I will only actively support a presidential candidate who unmasks the war on terror for the sham that it is.  So-called wars on amorphous entities achieve one thing: fear… which then allow the powerful to run roughshod over the rest of us, which is what the Bush administration has done, predictably.  That the Democrats feign shock and indignation over Bush administration unseemliness is laughable.  It’s as if none of them have ever picked up a history book, as if none of them had ever heard of Joseph McCarthy or Richard Nixon (not to mention Truman, who was a clever scaremonger himself).

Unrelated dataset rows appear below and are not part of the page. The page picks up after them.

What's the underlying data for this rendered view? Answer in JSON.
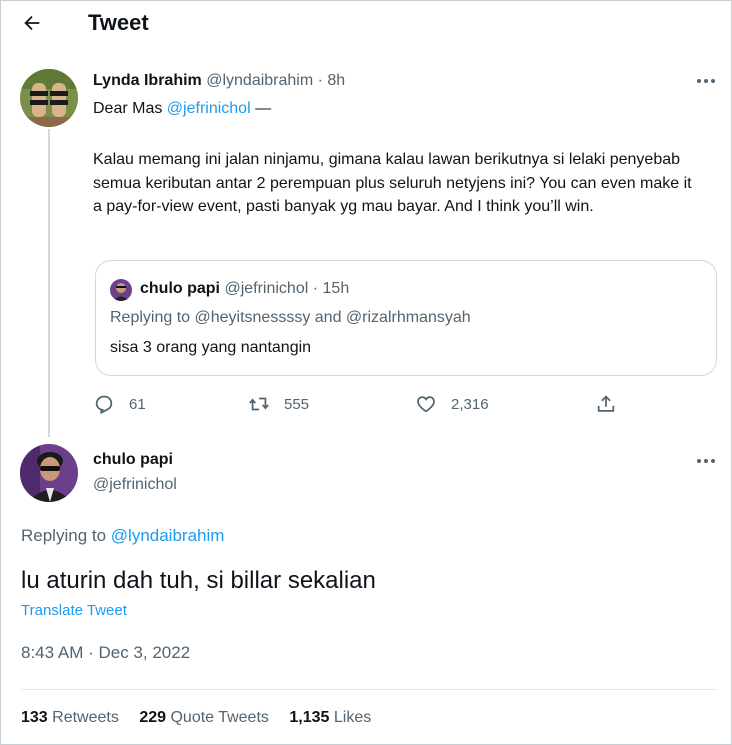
{
  "header": {
    "title": "Tweet"
  },
  "tweet1": {
    "author_name": "Lynda Ibrahim",
    "author_handle": "@lyndaibrahim",
    "separator": "·",
    "time": "8h",
    "greeting_prefix": "Dear Mas ",
    "greeting_mention": "@jefrinichol",
    "greeting_suffix": " —",
    "body": "Kalau memang ini jalan ninjamu, gimana kalau lawan berikutnya si lelaki penyebab semua keributan antar 2 perempuan plus seluruh netyjens ini? You can even make it a pay-for-view event, pasti banyak yg mau bayar. And I think you’ll win.",
    "quote": {
      "author_name": "chulo papi",
      "author_handle": "@jefrinichol",
      "separator": "·",
      "time": "15h",
      "replying_text": "Replying to @heyitsnessssy and @rizalrhmansyah",
      "text": "sisa 3 orang yang nantangin"
    },
    "actions": {
      "replies": "61",
      "retweets": "555",
      "likes": "2,316"
    }
  },
  "tweet2": {
    "author_name": "chulo papi",
    "author_handle": "@jefrinichol",
    "replying_prefix": "Replying to ",
    "replying_mention": "@lyndaibrahim",
    "text": "lu aturin dah tuh, si billar sekalian",
    "translate_label": "Translate Tweet",
    "timestamp": "8:43 AM · Dec 3, 2022",
    "stats": {
      "retweets_count": "133",
      "retweets_label": "Retweets",
      "quotes_count": "229",
      "quotes_label": "Quote Tweets",
      "likes_count": "1,135",
      "likes_label": "Likes"
    }
  },
  "colors": {
    "accent": "#1d9bf0",
    "text_primary": "#0f1419",
    "text_secondary": "#536471",
    "border": "#cfd9de"
  },
  "icons": [
    "back-arrow-icon",
    "more-icon",
    "reply-icon",
    "retweet-icon",
    "like-icon",
    "share-icon"
  ]
}
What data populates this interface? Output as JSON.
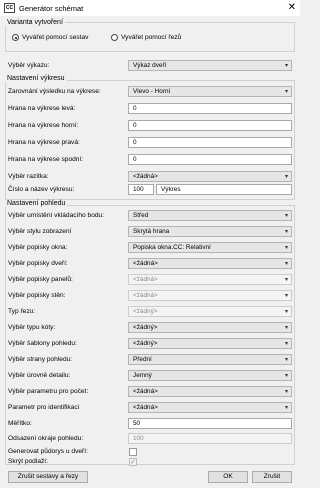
{
  "window": {
    "title": "Generátor schémat",
    "icon_text": "CC"
  },
  "variant": {
    "label": "Varianta vytvoření",
    "options": [
      "Vyvářet pomocí sestav",
      "Vyvářet pomocí řezů"
    ],
    "selected": 0
  },
  "drawing_select": {
    "label": "Výběr výkazu:",
    "value": "Výkaz dveří"
  },
  "drawing_settings": {
    "label": "Nastavení výkresu",
    "alignment": {
      "label": "Zarovnání výsledku na výkrese:",
      "value": "Vlevo - Horní"
    },
    "margins": [
      {
        "label": "Hrana na výkrese levá:",
        "value": "0"
      },
      {
        "label": "Hrana na výkrese horní:",
        "value": "0"
      },
      {
        "label": "Hrana na výkrese pravá:",
        "value": "0"
      },
      {
        "label": "Hrana na výkrese spodní:",
        "value": "0"
      }
    ],
    "stamp": {
      "label": "Výběr razítka:",
      "value": "<žádná>"
    },
    "number": {
      "label": "Číslo a název výkresu:",
      "number": "100",
      "name": "Výkres"
    }
  },
  "view_settings": {
    "label": "Nastavení pohledu",
    "rows": [
      {
        "label": "Výběr umístění vkládacího bodu:",
        "value": "Střed",
        "disabled": false
      },
      {
        "label": "Výběr stylu zobrazení",
        "value": "Skrytá hrana",
        "disabled": false
      },
      {
        "label": "Výběr popisky okna:",
        "value": "Popiska okna.CC: Relativní",
        "disabled": false
      },
      {
        "label": "Výběr popisky dveří:",
        "value": "<žádná>",
        "disabled": false
      },
      {
        "label": "Výběr popisky panelů:",
        "value": "<žádná>",
        "disabled": true
      },
      {
        "label": "Výběr popisky stěn:",
        "value": "<žádná>",
        "disabled": true
      },
      {
        "label": "Typ řezu:",
        "value": "<žádný>",
        "disabled": true
      },
      {
        "label": "Výběr typu kóty:",
        "value": "<žádný>",
        "disabled": false
      },
      {
        "label": "Výběr šablony pohledu:",
        "value": "<žádný>",
        "disabled": false
      },
      {
        "label": "Výběr strany pohledu:",
        "value": "Přední",
        "disabled": false
      },
      {
        "label": "Výběr úrovně detailu:",
        "value": "Jemný",
        "disabled": false
      },
      {
        "label": "Výběr parametru pro počet:",
        "value": "<žádná>",
        "disabled": false
      },
      {
        "label": "Parametr pro identifikaci",
        "value": "<žádná>",
        "disabled": false
      }
    ],
    "scale": {
      "label": "Měřítko:",
      "value": "50"
    },
    "offset": {
      "label": "Odsazení okraje pohledu:",
      "value": "100"
    },
    "floorplans": {
      "label": "Generovat půdorys u dveří:",
      "checked": false
    },
    "hide_floor": {
      "label": "Skrýt podlaží:",
      "checked": true
    }
  },
  "buttons": {
    "cancel_sets": "Zrušit sestavy a řezy",
    "ok": "OK",
    "cancel": "Zrušit"
  }
}
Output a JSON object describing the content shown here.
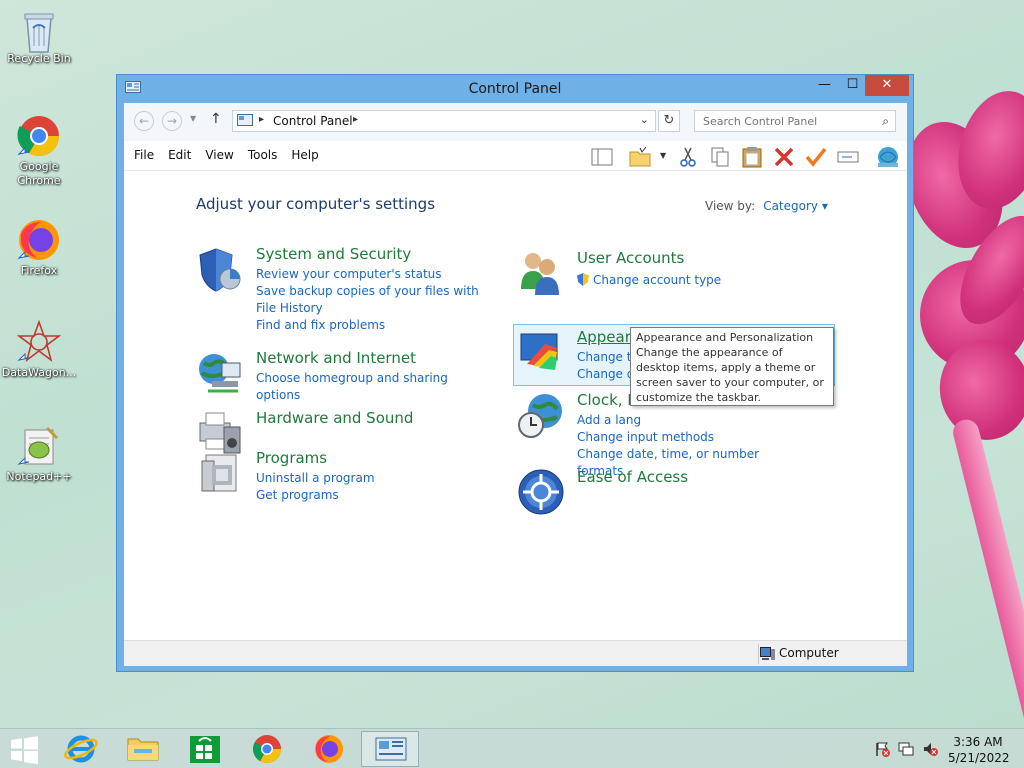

On foreign policy, Obama has a few advantages.  Most importantly he was publicly against the war before it began.  Of course, had he been in the Senate in 2002, he might have voted alongside Clinton and Edwards, we’ll never know.  Second, Anthony Lake is Obama’s main foreign policy advisor, and he seems better than the Clinton crowd, more chastened by past US failures in Vietnam, Somalia, and Iraq.  That being said, I intend to vote for Kucinich in the primaries, when the pick-your-poison mentality of the general election does not yet apply.  In the debates, Kucinich is the only candidate (other than Ron Paul) who makes any sense on foreign policy issues.

 

In the context of presidential elections, it is important to remember the bipartisan consensus on US foreign policy.  I am one of the few people who thinks a Gore-Lieberman administration would have invaded Iraq.  Secretary of State Holbrooke would have not even have had Colin Powell’s minimal qualms about such a war.  And think about the pressure Gore would have received from the right, who still controlled Congress (not to mention the ever pervasive AM radio waves).  Gore would have been forced to show his toughness, his mettle.  I think our tendency to imagine Gore would have acted differently is us superimposing the new and improved Nobel Laureate Gore on the old politician Gore.  Also, let’s not forget that Lieberman, who is a clone of Dick Cheney on issues of substance, would have been vice president.  On a broader scale, let’s remember that the Democratic Party’s record of getting the US into stupid wars is abysmal: WWI (Wilson); Korea (Truman); Vietnam (Kennedy and Johnson); Yugoslavia (Clinton).  In other words, my counter-factual about Gore and Iraq highlights the problems with the current state of the Democratic Party, and goes to the core of our discussion.